Could’ve, Would’ve, Should’ve…and Damn that Gorilla!

Could’ve, Would’ve, Should’ve…and Damn that Gorilla! 2480 2480 Balance Point Team

Could Have, Would Have, Should Have…and Damn that Gorilla!

They say there are a few certainties in life, three to be exact: death and taxes are two of them for sure.

The third is the aggressive, unscrupulous, year-end sales pitch given by the large national HCM, payroll, financial services, HR consulting and insurance providers who are looking to make our clients make changes that might not be in their best interests. It’s those tactics that make me so mad, you could fry an egg on my head!

So what can you do?

Address the 800 pound gorilla

Yup, that’s what you’re dealing with. And it’s a highly motivated, well-trained, smart gorilla, with more (and probably better) tools than you. Don’t fear that gorilla, embrace him, because as intimidating as he is, he’s far from perfect. Talk to your clients and expose the vulnerable side of the gorilla, use his power against him.

Why is he motivated? Market share! How is he trained? To bring in business, period! How smart is he? OK, he’s not that smart, but smart enough to sell technology to your client! His tools are sexy, state-of-the-art, constantly reinvented, and he has an army of support behind him.

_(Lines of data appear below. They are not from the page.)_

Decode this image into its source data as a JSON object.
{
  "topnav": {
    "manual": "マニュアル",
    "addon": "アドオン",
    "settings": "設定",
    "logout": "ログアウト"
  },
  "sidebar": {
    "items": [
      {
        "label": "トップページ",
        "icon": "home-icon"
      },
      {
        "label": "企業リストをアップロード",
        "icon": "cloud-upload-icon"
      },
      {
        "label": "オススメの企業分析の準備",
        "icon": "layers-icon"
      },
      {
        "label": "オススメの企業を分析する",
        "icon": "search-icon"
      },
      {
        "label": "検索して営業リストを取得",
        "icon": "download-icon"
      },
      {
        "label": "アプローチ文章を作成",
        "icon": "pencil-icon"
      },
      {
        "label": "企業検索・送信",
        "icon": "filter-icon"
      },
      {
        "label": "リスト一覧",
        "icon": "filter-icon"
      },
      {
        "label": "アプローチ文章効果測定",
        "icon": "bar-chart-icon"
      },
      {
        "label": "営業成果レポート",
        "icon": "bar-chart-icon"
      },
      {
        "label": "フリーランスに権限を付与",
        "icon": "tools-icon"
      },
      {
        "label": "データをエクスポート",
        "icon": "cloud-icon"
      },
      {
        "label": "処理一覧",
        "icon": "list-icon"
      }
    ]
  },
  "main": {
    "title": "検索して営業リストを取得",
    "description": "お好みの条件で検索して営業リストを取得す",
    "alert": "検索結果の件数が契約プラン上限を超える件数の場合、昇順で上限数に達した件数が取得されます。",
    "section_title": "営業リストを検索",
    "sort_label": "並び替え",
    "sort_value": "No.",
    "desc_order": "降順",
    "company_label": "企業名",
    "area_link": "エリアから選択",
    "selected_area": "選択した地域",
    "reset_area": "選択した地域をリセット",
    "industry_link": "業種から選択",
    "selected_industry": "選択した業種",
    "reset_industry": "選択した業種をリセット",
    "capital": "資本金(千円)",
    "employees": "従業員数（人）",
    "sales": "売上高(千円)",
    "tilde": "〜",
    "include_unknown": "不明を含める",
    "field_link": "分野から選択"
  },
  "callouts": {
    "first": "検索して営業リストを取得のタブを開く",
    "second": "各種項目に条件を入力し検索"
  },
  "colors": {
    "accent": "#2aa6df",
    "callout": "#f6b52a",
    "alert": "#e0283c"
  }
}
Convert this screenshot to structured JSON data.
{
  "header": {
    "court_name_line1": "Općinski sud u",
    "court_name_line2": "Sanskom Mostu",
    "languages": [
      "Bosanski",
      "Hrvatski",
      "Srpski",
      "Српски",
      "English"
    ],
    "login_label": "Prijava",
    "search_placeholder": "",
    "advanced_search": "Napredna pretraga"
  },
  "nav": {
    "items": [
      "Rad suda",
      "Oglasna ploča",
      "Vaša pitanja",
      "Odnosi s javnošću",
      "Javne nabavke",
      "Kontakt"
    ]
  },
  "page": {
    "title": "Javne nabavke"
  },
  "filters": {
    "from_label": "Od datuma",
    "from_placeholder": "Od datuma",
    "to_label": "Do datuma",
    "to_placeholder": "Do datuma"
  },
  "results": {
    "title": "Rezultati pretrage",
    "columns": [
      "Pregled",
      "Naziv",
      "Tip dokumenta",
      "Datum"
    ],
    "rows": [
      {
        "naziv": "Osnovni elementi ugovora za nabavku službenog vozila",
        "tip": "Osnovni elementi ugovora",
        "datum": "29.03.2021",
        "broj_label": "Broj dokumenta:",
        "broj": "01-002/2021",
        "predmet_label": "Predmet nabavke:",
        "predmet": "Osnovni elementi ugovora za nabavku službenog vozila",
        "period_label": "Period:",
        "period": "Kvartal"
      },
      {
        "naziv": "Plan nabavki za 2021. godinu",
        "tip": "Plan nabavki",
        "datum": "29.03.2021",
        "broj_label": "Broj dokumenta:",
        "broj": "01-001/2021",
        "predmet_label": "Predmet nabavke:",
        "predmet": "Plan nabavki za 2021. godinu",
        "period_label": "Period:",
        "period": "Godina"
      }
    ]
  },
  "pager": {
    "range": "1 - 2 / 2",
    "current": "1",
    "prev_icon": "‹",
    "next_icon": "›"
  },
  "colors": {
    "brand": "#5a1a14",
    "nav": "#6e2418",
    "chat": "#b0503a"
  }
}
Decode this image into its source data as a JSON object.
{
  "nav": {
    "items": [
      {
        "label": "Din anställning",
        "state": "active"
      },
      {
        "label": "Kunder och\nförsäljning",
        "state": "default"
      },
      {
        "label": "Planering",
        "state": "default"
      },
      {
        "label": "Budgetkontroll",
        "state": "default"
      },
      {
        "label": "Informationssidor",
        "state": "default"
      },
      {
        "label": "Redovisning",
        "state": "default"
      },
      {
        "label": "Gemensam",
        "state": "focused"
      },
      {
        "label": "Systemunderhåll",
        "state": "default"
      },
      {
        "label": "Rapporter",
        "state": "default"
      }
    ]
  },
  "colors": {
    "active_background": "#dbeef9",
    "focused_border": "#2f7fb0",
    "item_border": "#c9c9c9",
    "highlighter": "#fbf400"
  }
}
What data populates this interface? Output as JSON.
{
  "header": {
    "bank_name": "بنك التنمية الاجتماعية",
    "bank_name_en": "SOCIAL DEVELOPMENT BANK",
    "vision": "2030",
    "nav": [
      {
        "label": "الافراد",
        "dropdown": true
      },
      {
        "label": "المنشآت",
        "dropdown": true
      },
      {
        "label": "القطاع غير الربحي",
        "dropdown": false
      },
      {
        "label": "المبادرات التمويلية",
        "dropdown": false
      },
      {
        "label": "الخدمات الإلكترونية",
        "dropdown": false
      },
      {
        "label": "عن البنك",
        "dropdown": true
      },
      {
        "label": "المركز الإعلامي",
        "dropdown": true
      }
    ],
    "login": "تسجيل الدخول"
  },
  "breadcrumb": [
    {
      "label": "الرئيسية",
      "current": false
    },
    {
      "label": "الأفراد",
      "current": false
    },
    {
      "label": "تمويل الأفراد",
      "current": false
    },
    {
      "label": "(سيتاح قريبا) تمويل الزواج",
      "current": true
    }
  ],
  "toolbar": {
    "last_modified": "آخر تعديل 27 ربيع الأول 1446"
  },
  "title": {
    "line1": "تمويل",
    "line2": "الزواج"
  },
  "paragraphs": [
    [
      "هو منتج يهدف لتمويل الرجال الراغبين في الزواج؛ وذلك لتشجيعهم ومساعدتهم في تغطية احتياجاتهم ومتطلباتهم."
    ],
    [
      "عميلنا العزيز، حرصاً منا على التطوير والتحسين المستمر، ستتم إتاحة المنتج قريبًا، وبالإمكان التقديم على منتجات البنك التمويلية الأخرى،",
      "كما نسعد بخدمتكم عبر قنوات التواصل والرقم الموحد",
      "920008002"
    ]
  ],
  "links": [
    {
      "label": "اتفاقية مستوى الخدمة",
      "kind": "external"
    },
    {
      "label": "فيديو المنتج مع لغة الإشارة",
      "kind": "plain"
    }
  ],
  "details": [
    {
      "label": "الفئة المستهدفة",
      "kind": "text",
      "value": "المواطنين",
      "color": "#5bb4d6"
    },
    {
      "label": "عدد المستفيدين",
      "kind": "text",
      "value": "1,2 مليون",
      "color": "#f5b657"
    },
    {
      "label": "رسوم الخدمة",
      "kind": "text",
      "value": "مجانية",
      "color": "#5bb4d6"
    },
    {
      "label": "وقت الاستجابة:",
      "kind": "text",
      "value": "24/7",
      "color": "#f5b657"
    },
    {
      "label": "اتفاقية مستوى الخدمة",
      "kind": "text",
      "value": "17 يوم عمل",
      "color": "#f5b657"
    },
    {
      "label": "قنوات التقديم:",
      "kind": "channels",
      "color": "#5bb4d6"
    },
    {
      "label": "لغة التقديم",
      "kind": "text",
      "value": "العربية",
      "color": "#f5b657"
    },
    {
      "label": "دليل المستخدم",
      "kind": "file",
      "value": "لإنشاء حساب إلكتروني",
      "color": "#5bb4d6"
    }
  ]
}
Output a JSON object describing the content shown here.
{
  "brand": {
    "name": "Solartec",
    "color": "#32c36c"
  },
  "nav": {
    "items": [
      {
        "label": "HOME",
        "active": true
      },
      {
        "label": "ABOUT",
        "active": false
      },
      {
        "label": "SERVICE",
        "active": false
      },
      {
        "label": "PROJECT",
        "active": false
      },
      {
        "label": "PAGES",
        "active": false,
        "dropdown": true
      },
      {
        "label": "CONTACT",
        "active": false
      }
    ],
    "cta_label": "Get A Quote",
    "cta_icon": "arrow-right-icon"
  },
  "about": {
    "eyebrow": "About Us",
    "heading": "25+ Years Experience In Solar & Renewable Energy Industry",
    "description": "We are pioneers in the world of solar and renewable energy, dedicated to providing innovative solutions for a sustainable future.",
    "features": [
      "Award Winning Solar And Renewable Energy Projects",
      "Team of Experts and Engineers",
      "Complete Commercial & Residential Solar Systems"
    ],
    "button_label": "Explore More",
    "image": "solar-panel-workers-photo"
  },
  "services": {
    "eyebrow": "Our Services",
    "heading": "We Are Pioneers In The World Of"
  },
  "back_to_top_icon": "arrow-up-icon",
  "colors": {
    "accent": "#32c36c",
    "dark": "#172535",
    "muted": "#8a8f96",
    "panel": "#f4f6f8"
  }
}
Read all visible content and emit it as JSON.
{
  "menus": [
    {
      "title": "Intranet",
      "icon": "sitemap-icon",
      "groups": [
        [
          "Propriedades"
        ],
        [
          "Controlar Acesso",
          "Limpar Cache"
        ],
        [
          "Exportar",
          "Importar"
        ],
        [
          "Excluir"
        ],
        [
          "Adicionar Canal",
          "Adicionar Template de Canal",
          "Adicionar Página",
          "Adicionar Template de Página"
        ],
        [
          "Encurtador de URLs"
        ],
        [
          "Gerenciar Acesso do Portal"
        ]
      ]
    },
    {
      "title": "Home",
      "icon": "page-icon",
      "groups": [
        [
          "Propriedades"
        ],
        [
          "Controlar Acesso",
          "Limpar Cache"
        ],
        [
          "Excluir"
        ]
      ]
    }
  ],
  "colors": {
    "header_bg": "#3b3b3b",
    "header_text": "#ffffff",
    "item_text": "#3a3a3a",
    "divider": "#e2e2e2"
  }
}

That said, don’t fear him; it’s far better to respect him and simply be aware he’s in the room.

Embrace change

The workforce is getting younger, and the time to adapt is now. The beauty is that these kids flooding the labor force can teach you better, quicker ways to do things. It’s a fact.

So why not look at the way you handle certain tasks and, if they seem antiquated, they probably are. Maybe you build your own gorilla, in your own image, one that understands how to defeat the 800 pounder.

Don’t come to a gun fight with a knife

Let’s assume the entrepreneurial spirit never stops flowing through your veins, your clients have your cell and can call you on the weekends, you have the best service people who are prompt, courteous, and know your clients by first name.

Not a bad picture if I do say so myself.

But when you don’t have the right tools to compete, the playing field becomes uneven, and that’s when you take it on the chin. It can really sting because you know what you put into supporting a client. Search for the tools that allow you to level the field so you can win deals.

There are partnerships out there to be formed, so find them and add them as part of your value proposition. Make sure that you find technology that you can truly utilize. It can be a major commitment from a time and money standpoint to globally implement new software and processes.

People will resist and that can’t happen; your organization has to move forward or that weight on your chest will be that 800 pound gorilla sitting on you.

What’s in it for me?

We’re all in it for something: pride, respect, victory, money… Whatever the reason you do what you do, without clients you don’t have much of anything.

Look at what the competition is doing. They sell insurance, health, life, comp, financial services and administration, HR systems, HR consulting, time and labor management, and have a mobile app for everything. They also have deep pockets, fully-staffed marketing departments, unlimited, fancy marketing collateral, and an army of 800 pound gorillas.

What’s in it for you? Your clients—as long as you give them great service and solid technology that shows them you get it and you’re on board with the way business is moving. Don’t be afraid to go outside your comfort zone. Your clients will see the value, and combined with stellar service boutique firms provide, you’ll take down King Kong, no… Mighty Joe Young.


Like all industries, change is inevitable and consistent. If it’s not one thing, it’s another. Know your competition and how to compete against them. Educate your clients. Don’t let the competition do it, because they will. Think younger and look for new and innovative ways to add value to your offerings.

The most important piece to your puzzle is insurance clients, and it’s what you’ve built your business on. Let the other guy be the “jack of all trades and the master of none.” You be the insurance expert that they’ll never be.